VNX-SEC-006 – Stripe Secret Key
Overview
This rule detects Stripe secret API keys matching the patterns sk_live_[0-9a-zA-Z]{24,} and sk_test_[0-9a-zA-Z]{24,} in source files. Stripe secret keys are used to make authenticated requests to the Stripe API and provide complete control over a Stripe account: creating charges, issuing refunds, accessing customer payment methods, creating subscriptions, and downloading financial reports. Live keys (sk_live_) operate against real payment data; test keys (sk_test_) affect only the Stripe test environment but still represent a credential management failure.
Severity: Critical | CWE: CWE-798 – Use of Hard-coded Credentials
Why This Matters
A leaked Stripe live secret key gives an attacker the ability to issue refunds draining your balance, create fraudulent charges to your customers’ saved payment methods, download your entire customer and transaction database, create new API keys and webhooks for persistent access, and exfiltrate payout account details. Stripe tracks API usage and can flag unusual activity, but by the time a finding is raised significant damage may already be done.
Test keys (sk_test_) are less immediately dangerous but their presence indicates poor secrets hygiene that is likely to extend to live keys as well. Additionally, test mode can be used to enumerate customers and understand your integration before pivoting to a live key obtained elsewhere.
Note that Stripe also issues restricted keys and publishable keys — this rule specifically targets secret keys because they provide write access to the account.
What Gets Flagged
Any source line containing a string starting with sk_live_ or sk_test_ followed by at least 24 alphanumeric characters.
# FLAGGED: hardcoded Stripe live secret key (example pattern for testing)
import stripe
stripe.api_key = 'sk_live_xxxxxxxxxxxxxxxxxxxxxxxxxxxx' # This is a test pattern, not a real key
charge = stripe.Charge.create(
amount=2000,
currency='usd',
source='tok_visa',
)
// FLAGGED: key in Node.js application (example pattern for testing)
const stripe = require('stripe')('sk_live_xxxxxxxxxxxxxxxxxxxxxxxxxxxx'); // This is a test pattern, not a real key
Remediation
Rotate the key immediately. Log into the Stripe Dashboard → Developers → API keys → Roll key. Stripe lets you roll a key without downtime by generating a new key and providing a transition period.
Check Stripe logs for unauthorized use. In the Dashboard go to Developers → Logs. Filter by the date range when the key was exposed and look for unexpected charges, refund requests, or customer data access.
Remove from source code. Load from environment variables:
# SAFE: load Stripe key from environment
import stripe
import os
stripe.api_key = os.environ['STRIPE_SECRET_KEY']
charge = stripe.Charge.create(
amount=2000,
currency='usd',
source='tok_visa',
)
// SAFE: load from environment in Node.js
const stripe = require('stripe')(process.env.STRIPE_SECRET_KEY);
Use Stripe restricted keys for limited-scope operations. Rather than the full secret key, create a restricted key in the Dashboard that is scoped to only the API resources your code needs. For example, a webhook handler that only needs to read charge objects should not use a key with write access.
Implement webhook signature verification to ensure incoming webhook events are genuinely from Stripe rather than forged requests:
# SAFE: verify webhook signatures
import stripe
import os
endpoint_secret = os.environ['STRIPE_WEBHOOK_SECRET']

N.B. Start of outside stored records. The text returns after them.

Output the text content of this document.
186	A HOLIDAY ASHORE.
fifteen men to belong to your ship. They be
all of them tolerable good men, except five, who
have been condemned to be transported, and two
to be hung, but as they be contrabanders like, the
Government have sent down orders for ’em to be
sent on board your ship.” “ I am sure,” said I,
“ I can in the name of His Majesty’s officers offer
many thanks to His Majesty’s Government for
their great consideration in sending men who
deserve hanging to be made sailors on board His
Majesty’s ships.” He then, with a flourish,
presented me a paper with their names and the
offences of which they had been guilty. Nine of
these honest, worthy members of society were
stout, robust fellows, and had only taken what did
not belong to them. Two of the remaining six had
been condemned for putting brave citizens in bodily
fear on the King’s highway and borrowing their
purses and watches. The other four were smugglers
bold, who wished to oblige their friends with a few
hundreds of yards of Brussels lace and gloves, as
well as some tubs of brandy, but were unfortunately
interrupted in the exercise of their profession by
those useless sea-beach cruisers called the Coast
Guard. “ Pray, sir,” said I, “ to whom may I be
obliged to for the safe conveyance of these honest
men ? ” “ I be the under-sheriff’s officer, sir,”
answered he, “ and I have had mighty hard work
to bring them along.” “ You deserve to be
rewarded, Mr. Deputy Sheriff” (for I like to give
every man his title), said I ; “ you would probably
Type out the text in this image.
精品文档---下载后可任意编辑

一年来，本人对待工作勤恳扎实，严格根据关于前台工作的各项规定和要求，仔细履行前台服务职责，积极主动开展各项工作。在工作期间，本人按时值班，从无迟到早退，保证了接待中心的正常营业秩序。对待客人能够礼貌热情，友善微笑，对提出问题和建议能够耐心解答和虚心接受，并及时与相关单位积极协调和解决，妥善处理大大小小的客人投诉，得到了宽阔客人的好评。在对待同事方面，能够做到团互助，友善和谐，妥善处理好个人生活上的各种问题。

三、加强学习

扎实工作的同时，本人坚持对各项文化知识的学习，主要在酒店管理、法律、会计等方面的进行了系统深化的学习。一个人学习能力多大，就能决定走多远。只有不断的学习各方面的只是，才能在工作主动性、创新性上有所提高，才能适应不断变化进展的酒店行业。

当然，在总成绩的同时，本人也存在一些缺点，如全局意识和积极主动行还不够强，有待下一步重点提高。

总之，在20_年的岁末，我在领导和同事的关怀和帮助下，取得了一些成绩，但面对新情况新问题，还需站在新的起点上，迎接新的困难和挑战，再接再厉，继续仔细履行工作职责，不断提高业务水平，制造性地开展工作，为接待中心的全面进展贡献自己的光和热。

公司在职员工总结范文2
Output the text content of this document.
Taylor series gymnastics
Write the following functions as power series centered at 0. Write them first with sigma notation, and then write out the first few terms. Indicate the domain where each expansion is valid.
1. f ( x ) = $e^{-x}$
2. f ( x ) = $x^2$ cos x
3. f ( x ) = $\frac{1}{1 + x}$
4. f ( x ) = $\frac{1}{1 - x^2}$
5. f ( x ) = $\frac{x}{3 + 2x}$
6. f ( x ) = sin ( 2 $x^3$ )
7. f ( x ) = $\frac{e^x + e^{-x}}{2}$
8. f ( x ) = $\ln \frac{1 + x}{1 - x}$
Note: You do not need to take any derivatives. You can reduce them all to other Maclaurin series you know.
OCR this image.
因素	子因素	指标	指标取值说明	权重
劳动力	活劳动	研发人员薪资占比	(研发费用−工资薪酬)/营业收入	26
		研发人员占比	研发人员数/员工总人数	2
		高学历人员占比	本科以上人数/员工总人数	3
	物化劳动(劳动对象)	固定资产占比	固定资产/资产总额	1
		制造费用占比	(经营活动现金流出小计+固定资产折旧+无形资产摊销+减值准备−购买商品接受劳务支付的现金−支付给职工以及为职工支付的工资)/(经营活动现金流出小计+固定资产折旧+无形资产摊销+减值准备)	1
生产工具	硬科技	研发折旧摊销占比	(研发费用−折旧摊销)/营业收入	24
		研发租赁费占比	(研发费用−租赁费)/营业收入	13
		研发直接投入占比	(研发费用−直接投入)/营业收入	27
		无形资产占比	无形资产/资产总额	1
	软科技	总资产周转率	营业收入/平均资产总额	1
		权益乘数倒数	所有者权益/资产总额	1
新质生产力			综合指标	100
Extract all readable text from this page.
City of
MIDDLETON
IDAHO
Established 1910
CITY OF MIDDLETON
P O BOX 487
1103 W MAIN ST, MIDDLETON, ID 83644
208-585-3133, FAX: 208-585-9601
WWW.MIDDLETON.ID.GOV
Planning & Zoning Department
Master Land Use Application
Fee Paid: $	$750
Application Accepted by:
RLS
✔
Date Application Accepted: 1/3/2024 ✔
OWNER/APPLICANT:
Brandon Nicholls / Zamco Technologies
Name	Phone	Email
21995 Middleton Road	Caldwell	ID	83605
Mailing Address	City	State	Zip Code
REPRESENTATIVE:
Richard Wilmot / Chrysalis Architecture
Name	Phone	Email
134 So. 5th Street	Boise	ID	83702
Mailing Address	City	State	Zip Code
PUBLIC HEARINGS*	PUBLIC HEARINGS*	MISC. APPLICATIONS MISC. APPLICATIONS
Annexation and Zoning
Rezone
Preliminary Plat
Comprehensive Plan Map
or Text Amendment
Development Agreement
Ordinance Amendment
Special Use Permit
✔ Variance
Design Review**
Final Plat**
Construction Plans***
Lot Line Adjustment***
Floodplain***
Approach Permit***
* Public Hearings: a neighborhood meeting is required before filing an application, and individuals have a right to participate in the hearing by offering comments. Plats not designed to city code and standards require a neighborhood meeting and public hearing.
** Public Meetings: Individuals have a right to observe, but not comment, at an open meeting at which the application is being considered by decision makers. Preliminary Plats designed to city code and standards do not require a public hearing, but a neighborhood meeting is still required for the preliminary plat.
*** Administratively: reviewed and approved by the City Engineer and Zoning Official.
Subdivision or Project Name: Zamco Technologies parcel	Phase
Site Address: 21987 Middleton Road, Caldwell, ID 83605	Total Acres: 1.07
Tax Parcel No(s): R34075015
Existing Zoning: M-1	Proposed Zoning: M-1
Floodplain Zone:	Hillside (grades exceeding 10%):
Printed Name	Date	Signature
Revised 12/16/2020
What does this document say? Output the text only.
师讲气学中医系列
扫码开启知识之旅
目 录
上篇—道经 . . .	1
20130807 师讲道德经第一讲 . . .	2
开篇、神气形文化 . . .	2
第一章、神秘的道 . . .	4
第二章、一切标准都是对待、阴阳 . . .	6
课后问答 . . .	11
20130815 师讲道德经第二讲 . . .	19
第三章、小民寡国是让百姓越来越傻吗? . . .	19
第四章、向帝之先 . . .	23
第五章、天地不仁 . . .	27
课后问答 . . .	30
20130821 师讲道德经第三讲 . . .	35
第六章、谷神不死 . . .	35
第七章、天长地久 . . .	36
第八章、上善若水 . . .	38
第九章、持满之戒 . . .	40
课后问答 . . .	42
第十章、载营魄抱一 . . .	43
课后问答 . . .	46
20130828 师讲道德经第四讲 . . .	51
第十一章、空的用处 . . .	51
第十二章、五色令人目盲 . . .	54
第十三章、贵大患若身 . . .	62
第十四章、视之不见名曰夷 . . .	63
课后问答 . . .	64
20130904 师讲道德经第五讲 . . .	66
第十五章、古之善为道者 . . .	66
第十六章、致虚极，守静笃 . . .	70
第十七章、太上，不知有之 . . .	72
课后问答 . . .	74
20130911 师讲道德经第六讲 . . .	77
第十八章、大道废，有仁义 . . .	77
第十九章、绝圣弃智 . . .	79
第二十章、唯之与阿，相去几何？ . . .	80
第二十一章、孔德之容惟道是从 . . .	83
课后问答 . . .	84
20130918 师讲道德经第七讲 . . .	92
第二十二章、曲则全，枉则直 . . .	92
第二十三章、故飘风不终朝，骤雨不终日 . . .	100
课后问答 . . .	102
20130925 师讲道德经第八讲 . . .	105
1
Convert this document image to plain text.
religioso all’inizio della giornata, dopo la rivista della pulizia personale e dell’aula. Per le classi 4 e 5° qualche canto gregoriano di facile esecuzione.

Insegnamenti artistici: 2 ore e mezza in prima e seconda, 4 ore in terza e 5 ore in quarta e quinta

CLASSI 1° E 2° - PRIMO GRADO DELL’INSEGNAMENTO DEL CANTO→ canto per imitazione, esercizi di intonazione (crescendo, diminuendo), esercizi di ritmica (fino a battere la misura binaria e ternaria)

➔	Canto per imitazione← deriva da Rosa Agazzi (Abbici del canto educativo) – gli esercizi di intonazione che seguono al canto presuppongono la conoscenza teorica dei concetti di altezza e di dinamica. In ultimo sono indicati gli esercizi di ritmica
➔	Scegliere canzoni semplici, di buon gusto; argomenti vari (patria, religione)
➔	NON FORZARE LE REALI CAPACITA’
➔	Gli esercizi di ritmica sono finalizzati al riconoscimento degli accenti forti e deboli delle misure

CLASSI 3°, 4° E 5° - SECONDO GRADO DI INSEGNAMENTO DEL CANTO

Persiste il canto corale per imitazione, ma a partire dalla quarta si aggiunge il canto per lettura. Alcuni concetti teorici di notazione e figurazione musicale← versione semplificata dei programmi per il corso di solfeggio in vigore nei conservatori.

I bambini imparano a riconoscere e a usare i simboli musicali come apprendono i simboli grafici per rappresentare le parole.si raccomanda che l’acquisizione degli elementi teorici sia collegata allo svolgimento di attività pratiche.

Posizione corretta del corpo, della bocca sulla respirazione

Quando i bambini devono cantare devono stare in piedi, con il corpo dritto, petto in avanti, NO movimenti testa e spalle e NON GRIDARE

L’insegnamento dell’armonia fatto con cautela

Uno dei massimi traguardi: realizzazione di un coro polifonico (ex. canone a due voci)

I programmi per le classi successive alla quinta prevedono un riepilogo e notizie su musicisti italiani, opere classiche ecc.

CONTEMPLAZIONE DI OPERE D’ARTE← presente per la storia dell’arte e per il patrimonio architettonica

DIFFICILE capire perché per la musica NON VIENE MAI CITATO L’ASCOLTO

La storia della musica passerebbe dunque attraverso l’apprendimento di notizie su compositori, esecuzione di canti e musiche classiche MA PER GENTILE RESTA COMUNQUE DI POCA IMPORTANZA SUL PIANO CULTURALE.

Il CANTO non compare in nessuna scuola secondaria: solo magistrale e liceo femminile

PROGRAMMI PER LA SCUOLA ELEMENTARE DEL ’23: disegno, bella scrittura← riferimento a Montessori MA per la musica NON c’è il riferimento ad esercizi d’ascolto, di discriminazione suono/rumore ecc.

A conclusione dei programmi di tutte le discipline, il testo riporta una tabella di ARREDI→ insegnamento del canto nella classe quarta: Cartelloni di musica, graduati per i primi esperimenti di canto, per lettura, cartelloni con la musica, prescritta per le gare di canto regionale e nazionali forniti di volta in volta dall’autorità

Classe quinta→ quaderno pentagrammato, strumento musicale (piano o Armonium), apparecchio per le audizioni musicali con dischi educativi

event = stripe.Webhook.construct_event(
payload, sig_header, endpoint_secret
)
- Scan git history for the exposed key and rewrite history if found:
gitleaks detect --source . --verbose
git filter-repo --replace-text <(echo 'sk_live_xxxx==>REDACTED_STRIPE_KEY')
- Understand the difference between test and live keys. Never use live keys in development or staging environments. Set up environment-specific configuration so
sk_test_keys are used for non-production andsk_live_keys are used only in production, loaded exclusively from secure secrets storage.